Visite à Cuba remplie de symboles pour François Hollande (Reuters)

Discours à l'université de la Havane, cérémonies officielles, rencontre avec Fidel Castro, François Hollande a déroulé Lundi 11 Mai 2015 une visite remplie de symboles dans une Cuba castriste dont l’histoire, dit-il, « parle au monde ».

Le rapprochement de la Havane avec Washington était en toile de fond de ce voyage, le premier d'un chef de l’état français, durant laquelle François Hollande a prôné un accompagnement respectueux de l'ouverture en cours entre l'île communiste et le reste du monde.

L'heure passée avec Fidel Castro, héros de la révolution cubaine de 1959, rencontré chez lui, en famille, a constitué le moment fort de cette journée.

« C'est l’histoire de Cuba, l’histoire du monde. J'avais devant moi un homme qui a fait l’histoire.

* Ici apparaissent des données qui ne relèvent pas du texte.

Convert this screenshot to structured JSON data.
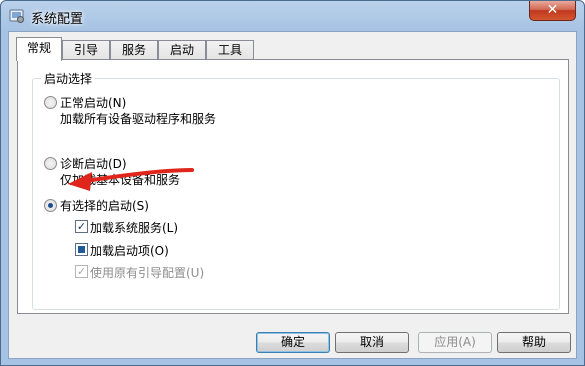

Il y a un débat sur ce qu'a pu être sa place et ses responsabilités, mais venant à Cuba, je voulais rencontrer Fidel Castro », a déclaré juste après François Hollande devant la communauté française.

Lors d'un point avec la presse à son hôtel dans la soirée, il a dit avoir trouvé son hôte plutôt en verve, « très alerte » et bien informé, notamment sur les questions environnementales abordées dans la perspective de la conférence sur le climat de décembre 2015 à Paris.

Au terme d'une journée qui restera l'un des moments forts de son quinquennat, François Hollande a dit considérer sa venue à Cuba comme une nécessité. « Ne pas le faire aurait été un oubli, et sûrement une erreur et une faute », a-t-il dit.

« Cela parle au monde d'aller à Cuba, cela ne parle pas seulement à ceux qui ont collé une affiche de Che Guevara », a encore estimé le dirigeant socialiste. « Il y avait un risque, le voyage aurait pu mal se passer. Mais il s'est bien passé ».

DROITS DE l'HOMME

Avec Raul Castro, qui a pris les rênes de Cuba après le retrait de son frère Fidel Castro pour des raisons de santé en 2008, François Hollande a plus spécifiquement abordé les conséquences du rapprochement avec les Etats-Unis, annoncé en décembre 2014 et scellé en avril avec Barack Obama.

A l'université de la Havane, François Hollande a réaffirmé la demande française d'une levée totale de l'embargo américain.

« Tout ce que la France pourra faire pour que l’ouverture soit confirmée, pour que les mesures qui ont tant nui au développement de Cuba puissent être enfin annulées et supprimées, pour que néanmoins chaque pays soit respecté dans son identité, voilà ce que avons à faire », a-t-il dit.

Raul Castro doit participer en juin 2015 à Bruxelles au sommet entre l'Union Européenne et la Communauté des Etats Latino-Américains et des Caraïbes (CELAC).

Dans cette perspective, François Hollande a prôné un renforcement des liens entre Cuba et l’Union Européenne, se disant certain que d'autres dirigeants viendraient à Cuba dans son sillage.

Le président français a entamé sa visite à la Havane par un entretien à la résidence de France avec l'archevêque de la Havane, Jaime Ortega, qui a souvent joué un rôle de médiateur dans un pays critiqué pour son manque de respect des libertés individuelles, où il n'existe pas d'opposition véritable.

Interrogé par la presse sur la question des droits de l’homme, l'entourage de François Hollande a fait savoir que le président n'avait pas été saisi de dossiers ou de cas particuliers de personnes en délicatesse avec le régime. « Ce qui ne veut pas dire qu'il ne se passe rien », a-t-on ajouté.

En 2003, François Hollande avait écrit dans le Nouvel Observateur une tribune intitulée « la belle révolution a tourné au cauchemar. Il faut dire la vérité », dans laquelle il dénonçait « l’inhumanité » du régime cubain.

« Il n'y a pas aujourd'hui de situation personnelle qui justifierait une telle prise de position », a-t-il dit à ce sujet Lundi 11 Mai 2015 à la Havane.